Catalytic converter theft is a growing problem across the country.
“What the combination of bills is trying to do that the governor signed is to sort of dry out the black market for catalytic converters," said Assemblyman Jordan Cunningham, (R) 35th District.
The new California laws, SB 1087and AB 1740, work in different ways. One requires scrap metal recyclers or junkyards to keep a detailed record of sales. The other makes it illegal to buy the parts from anyone other than a licensed dealer, auto specialist, or vehicle owner.
"That's those brokers and those middlemen, who pay top dollar for stolen parts. You take away the market for stolen goods, you can help cut down on stealing.

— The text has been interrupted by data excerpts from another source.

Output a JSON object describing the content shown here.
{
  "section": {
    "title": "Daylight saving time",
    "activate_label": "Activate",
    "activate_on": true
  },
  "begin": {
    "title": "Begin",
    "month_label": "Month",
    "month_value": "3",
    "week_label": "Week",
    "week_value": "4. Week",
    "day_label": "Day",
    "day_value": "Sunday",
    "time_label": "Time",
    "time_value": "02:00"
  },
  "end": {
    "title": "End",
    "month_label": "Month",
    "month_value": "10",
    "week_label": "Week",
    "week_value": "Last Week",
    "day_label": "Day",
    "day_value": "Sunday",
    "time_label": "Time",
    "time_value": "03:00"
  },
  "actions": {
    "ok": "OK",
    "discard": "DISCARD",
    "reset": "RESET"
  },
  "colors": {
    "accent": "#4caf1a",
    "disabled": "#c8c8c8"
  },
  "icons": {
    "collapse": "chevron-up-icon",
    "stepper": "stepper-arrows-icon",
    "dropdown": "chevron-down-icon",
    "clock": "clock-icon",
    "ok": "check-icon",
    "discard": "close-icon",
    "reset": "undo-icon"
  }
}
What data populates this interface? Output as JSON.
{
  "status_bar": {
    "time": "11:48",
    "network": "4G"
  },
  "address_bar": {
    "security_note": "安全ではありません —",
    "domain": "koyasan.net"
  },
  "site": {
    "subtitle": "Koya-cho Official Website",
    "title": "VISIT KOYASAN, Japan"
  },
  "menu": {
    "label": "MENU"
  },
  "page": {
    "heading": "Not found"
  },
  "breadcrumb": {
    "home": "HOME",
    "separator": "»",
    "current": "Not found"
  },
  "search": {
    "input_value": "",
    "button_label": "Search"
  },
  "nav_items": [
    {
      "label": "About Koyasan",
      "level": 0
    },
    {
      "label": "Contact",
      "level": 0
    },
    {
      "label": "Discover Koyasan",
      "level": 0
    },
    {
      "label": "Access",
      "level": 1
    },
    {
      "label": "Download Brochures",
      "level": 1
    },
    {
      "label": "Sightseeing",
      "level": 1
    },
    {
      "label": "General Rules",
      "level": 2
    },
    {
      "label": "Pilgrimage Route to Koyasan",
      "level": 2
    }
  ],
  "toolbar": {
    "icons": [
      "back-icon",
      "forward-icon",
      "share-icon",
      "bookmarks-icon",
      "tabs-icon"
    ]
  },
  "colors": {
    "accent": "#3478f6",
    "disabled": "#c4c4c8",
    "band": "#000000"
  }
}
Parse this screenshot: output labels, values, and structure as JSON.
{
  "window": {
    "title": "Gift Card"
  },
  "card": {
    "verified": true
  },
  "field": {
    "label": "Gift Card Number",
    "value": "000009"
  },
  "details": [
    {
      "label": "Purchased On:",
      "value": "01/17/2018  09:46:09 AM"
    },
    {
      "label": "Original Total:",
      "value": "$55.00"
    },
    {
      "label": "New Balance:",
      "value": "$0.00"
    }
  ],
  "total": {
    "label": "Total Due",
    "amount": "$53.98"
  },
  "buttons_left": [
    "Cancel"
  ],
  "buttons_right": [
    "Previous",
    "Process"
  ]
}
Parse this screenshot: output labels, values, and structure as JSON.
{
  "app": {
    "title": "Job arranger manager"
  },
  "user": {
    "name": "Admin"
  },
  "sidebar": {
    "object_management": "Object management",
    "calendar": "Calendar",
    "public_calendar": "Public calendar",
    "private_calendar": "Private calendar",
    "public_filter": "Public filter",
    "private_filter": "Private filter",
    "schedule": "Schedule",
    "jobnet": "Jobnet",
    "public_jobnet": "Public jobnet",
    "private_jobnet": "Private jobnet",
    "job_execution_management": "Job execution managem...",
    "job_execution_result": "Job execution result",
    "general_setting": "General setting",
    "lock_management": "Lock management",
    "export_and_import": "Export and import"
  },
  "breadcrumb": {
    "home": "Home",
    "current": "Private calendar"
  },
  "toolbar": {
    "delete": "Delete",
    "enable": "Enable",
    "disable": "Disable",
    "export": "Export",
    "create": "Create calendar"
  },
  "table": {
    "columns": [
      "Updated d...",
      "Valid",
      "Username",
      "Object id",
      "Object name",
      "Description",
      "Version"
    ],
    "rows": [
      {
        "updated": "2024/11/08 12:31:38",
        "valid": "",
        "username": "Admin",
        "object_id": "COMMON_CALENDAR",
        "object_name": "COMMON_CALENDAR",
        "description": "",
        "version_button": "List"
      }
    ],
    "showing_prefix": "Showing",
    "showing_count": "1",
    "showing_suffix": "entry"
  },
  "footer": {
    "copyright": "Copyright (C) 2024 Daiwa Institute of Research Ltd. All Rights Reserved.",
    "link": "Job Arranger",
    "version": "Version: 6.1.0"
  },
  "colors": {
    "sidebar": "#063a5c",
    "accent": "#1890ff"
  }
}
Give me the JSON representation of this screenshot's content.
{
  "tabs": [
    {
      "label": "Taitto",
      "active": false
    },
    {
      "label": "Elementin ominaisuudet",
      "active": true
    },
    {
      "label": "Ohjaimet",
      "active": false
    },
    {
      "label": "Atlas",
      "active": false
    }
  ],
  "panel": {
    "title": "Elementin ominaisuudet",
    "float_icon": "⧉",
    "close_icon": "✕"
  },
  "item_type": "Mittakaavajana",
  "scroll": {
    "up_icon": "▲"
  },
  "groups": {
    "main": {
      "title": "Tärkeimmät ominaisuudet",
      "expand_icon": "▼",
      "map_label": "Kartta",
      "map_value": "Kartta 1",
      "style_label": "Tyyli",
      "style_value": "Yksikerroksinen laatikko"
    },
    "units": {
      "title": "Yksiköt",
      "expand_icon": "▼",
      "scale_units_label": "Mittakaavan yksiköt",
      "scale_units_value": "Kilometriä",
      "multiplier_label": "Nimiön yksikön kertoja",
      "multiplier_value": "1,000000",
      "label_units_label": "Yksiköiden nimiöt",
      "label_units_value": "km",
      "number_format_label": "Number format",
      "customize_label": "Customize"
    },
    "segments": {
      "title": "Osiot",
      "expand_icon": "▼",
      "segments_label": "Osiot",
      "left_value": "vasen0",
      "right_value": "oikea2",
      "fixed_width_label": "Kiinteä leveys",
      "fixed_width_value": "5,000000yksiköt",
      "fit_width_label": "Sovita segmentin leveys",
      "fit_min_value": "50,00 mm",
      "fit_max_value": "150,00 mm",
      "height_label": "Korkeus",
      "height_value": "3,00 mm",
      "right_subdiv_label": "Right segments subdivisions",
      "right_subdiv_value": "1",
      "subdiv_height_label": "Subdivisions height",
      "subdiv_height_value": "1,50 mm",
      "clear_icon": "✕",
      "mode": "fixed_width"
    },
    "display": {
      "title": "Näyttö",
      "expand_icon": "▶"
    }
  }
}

It's not much more complicated than that," Governor Gavin Newsom said on Twitter.
State lawmakers say it’s a step in the right direction.
“More tracking, banning cash payments, and then requiring the recyclers, the scrappers, the junkyard, what have you, to keep the paper trail — I think we can cut down on the black market for catalytic converter theft and resale and I think that will drive down the number of thefts," Cunningham said.
"I think this will provide a de-incentive for that crime to continue because it's going to put a penalty on those that can purchase the catalytic converters," said Congressman Salud Carbajal, (D) 24th District.
In April, KSBY reported on the local areas hit hardest by catalytic converter thefts in 2021. Those were unincorporated Santa Barbara County with 285 reported thefts, the City of Paso Robles with 175 reports, the City of San Luis Obispo with 170 reports, and the City of Santa Maria with 160 reports from mid-September 2021 to mid-March 2022.
According to the National Insurance Crime Bureau, California leads the nation with the most catalytic converter thefts in 2021, accounting for 37% of all thefts.
The most targeted vehicles are hybrids and trucks made by Toyota, Honda, and Ford.